Q: How can I find a home that meets my needs?
- A: Make a list of what's important to you and your family, whether it is location, condition, price or certain amenities, and be prepared to make sacrifices. You're not going to find the absolutely most perfect house. If you get eight of 10 things you've prioritized, you've done very well.
Q: Should I use a realtor?
- A: If you're looking to buy a new home, you should make sure you have a professional real estate agent on your side. A real estate agent has seen and dealt with every type of home buying situation there is and is a great asset to have. Having a buyer's agent can take additional stress off during the home buying process. Not only do they have thorough knowledge of your new neighborhood, but they also will research and schedule home showings for you, so you have one less thing to worry about!
Q: What can I expect during the homebuying process?
- A: Please see the following steps
1) Have a prequalification for maximum leverage
A prequalification tells real estate agents and home sellers that you have been prequalified for a specific mortgage amount. Real estate agents and sellers increasingly rely on prequalifications to identify serious offers.
2) Make an offer
Working with your realtor, determine the appropriate amount for your initial offer based on comparable home sales, market value, condition of the home, and your closing date.

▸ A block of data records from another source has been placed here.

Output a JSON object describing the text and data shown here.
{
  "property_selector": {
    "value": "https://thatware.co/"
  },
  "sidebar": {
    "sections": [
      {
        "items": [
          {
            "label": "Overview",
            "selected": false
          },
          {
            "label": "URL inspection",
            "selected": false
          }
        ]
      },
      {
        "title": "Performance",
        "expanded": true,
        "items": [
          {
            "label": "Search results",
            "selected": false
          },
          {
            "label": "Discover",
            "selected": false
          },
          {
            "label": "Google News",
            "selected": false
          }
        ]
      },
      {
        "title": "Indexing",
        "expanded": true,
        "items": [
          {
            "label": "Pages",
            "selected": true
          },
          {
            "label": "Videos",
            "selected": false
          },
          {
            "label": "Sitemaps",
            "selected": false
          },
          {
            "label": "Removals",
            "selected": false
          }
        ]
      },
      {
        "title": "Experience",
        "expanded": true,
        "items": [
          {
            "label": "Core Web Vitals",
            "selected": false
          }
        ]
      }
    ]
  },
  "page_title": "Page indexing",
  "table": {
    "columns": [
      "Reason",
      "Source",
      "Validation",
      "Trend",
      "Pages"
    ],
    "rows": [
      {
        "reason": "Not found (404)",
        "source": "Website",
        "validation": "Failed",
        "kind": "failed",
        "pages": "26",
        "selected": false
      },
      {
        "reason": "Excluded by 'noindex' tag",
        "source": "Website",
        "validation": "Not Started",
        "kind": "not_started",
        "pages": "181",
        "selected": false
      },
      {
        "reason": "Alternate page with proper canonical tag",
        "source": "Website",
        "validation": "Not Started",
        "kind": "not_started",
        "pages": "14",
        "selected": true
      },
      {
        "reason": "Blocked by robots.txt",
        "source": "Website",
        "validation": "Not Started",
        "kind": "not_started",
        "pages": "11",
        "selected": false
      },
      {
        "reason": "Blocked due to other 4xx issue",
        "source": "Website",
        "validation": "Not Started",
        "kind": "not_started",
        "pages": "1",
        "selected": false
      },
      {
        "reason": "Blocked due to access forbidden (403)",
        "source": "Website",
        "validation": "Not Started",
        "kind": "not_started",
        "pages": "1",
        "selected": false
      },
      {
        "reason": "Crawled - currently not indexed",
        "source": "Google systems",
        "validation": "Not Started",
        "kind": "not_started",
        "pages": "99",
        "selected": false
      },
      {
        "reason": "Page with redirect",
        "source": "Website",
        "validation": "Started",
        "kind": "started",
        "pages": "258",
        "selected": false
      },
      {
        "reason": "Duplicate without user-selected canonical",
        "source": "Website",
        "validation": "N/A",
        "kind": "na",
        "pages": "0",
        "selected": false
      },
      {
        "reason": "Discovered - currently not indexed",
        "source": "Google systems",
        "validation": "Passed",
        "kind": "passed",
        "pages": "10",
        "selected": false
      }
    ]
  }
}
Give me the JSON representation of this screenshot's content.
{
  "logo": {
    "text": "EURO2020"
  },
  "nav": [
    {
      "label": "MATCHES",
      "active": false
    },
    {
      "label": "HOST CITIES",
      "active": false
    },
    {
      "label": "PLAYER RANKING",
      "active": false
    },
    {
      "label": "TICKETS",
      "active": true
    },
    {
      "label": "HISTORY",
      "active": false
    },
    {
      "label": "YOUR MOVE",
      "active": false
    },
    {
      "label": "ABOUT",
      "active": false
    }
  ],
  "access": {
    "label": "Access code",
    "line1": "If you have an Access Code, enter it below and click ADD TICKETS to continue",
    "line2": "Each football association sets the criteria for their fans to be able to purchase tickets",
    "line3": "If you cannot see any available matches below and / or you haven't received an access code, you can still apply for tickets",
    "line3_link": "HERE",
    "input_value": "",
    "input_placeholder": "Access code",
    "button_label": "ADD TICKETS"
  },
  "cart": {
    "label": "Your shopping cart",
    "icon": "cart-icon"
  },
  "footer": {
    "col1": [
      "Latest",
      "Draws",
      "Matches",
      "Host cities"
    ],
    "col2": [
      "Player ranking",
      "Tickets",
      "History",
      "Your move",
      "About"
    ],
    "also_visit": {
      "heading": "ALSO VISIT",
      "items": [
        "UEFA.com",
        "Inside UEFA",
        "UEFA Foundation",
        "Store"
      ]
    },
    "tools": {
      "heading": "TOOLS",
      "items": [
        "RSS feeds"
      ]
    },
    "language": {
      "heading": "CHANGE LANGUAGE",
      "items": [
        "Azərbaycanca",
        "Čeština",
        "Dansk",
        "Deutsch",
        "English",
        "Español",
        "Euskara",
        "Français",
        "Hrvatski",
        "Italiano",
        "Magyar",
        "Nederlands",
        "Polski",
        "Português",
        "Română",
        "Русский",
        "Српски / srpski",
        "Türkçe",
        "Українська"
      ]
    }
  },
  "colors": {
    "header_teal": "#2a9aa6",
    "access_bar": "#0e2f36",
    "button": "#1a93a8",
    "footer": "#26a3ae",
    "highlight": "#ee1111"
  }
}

3) Put your offer in writing
Handle all negotiations in writing to make sure both parties understand the terms of the agreement. If you do negotiate verbally, follow up in writing.
4) Submit a deposit
This "good faith" deposit demonstrates commitment to the transaction.
5) Finalize your purchase contract
The contract is a legally binding contract between the buyer and seller describing all the terms of the transaction. The attorney, real estate agent, or title company may help negotiate and draft the contract.